恋人がいないと祝えない日じゃなくて、今日という日を、誰かと分かち合う日なんだなと、あたたかい気持ちになったのを覚えています。国籍も年齢もバラバラなクラスメイト同士が、お互いに笑顔で「Happy Valentine’s Day!」と声をかけあっていた光景は、今でも忘れられません。
おわりに
アメリカに来てから、「次の祝日は、どんな意味がある日なんだろう?」「みんなはどんな風に過ごすのかな?」
そんなふうに、祝日の背景にあるストーリーを自然と想像するようになったのです。ひとつひとつが、ただのイベントではなく、その国の人たちの価値観や人間関係のあり方を映しているように思いました。
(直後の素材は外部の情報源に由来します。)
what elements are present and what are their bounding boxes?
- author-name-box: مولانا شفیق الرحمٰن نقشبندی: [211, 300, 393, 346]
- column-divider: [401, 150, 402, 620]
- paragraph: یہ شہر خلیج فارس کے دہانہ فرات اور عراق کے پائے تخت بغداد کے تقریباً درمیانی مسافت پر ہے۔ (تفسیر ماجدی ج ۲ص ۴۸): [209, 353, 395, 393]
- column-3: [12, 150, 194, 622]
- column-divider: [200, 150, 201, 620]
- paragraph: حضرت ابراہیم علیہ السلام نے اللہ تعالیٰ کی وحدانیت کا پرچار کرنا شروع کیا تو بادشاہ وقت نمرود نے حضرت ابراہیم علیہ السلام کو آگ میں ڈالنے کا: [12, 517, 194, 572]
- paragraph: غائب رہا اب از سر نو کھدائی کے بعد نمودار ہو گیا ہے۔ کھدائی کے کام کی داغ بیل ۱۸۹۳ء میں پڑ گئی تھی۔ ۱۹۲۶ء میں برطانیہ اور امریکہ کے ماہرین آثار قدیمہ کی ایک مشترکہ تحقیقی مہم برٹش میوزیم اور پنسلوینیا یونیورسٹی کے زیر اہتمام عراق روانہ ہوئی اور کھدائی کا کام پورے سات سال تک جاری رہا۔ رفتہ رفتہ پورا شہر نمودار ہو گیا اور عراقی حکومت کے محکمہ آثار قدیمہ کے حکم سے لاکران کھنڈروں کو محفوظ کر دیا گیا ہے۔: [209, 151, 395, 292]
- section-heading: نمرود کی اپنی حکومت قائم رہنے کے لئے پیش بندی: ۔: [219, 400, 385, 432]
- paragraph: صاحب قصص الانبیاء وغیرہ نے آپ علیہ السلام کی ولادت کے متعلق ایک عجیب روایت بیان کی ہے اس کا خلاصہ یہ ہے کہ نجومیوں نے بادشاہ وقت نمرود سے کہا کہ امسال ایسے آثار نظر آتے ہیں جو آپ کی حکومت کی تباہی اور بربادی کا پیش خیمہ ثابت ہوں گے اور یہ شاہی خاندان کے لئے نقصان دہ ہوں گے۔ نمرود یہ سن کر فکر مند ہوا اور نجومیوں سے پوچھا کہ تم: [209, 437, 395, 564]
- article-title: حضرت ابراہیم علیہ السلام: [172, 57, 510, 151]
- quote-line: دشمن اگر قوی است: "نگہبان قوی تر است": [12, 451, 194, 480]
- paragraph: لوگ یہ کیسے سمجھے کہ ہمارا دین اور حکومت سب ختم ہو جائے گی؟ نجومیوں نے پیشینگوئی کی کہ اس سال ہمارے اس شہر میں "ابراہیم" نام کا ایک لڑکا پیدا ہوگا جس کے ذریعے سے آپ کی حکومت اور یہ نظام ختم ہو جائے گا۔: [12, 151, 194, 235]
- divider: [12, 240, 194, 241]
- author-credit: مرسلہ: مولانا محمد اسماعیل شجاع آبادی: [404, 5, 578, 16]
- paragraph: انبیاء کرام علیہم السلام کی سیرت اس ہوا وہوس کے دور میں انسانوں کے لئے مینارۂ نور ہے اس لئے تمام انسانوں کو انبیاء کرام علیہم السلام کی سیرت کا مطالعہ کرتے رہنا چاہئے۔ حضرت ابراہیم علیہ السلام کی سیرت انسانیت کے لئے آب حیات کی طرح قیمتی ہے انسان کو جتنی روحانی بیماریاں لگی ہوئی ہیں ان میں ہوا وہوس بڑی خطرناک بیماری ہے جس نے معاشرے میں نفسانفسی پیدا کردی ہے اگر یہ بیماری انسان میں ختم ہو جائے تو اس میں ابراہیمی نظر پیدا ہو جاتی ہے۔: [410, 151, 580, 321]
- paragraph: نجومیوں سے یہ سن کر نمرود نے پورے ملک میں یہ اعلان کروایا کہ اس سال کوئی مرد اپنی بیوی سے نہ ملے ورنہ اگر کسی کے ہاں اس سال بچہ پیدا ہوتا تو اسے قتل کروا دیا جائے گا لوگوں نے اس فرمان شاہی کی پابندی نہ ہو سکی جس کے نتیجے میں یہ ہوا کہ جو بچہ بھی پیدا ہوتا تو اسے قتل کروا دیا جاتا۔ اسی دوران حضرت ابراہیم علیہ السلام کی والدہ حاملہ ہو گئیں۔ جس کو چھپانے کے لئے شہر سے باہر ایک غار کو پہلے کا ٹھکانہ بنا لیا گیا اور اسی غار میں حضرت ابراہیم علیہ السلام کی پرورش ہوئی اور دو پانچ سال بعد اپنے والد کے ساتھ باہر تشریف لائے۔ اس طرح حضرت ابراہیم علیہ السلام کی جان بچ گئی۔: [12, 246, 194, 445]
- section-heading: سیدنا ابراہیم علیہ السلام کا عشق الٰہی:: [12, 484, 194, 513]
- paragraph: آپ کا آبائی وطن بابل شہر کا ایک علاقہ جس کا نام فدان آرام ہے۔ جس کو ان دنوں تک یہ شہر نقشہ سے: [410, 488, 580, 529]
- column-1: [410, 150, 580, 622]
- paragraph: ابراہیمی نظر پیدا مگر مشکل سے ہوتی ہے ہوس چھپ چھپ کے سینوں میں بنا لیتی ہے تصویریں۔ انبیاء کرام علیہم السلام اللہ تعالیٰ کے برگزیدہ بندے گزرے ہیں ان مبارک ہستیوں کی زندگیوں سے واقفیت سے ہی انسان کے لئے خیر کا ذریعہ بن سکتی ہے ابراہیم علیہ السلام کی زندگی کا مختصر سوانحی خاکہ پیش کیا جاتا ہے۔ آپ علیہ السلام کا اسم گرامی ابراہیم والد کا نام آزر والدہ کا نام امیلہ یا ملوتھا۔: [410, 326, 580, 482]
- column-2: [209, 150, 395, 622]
日本にいたころは、正直、祝日を「やった、休みだ!」とか「ここで勉強進めなきゃ…」というふうに、スケジュールの一部としてしか見ていなかった気がします。でもアメリカで暮らす中で、祝日というのは心をリセットしたり、人とのつながりを再確認したりするための大切な時間なんだと、実感するようになりました。
異文化を知るって「正解」を知ることじゃない
日本とアメリカの祝日を比べて思ったのは、「どっちが正しい」ではなく「どちらにも意味がある」ということです。
文化を知るというのは「どっちが優れているか」を比べることではなく「こんな考え方もあるんだ」「こんな過ごし方もあるんだ」と受け止めることなのかもしれません。
そして、その「違い」を知ったときに、「へえ、面白いな」「それもいいね」と思える自分でいること。その感覚こそが、異文化理解のいちばん大切な部分なんじゃないかと、私は思うようになりました。
もしあなたが海外で祝日を迎えることがあったら
アメリカで何度か祝日を体験してみて「文化を知るって、こういうことなのかもしれない」と思うようになりました。それは特別な勉強をしたからではなく、現地の空気の中に身を置いて、「へぇ、こんなふうに過ごすんだ」「なんか、いいな」と思えた瞬間の積み重ねでした。
文化を知るというのは、知識を増やすことじゃなくて、世界を「やわらかい目」で見られるようになること。そして、その「やわらかさ」があるからこそ、旅も人生も、もっと深くておもしろくなる。私は、そんなふうに感じています。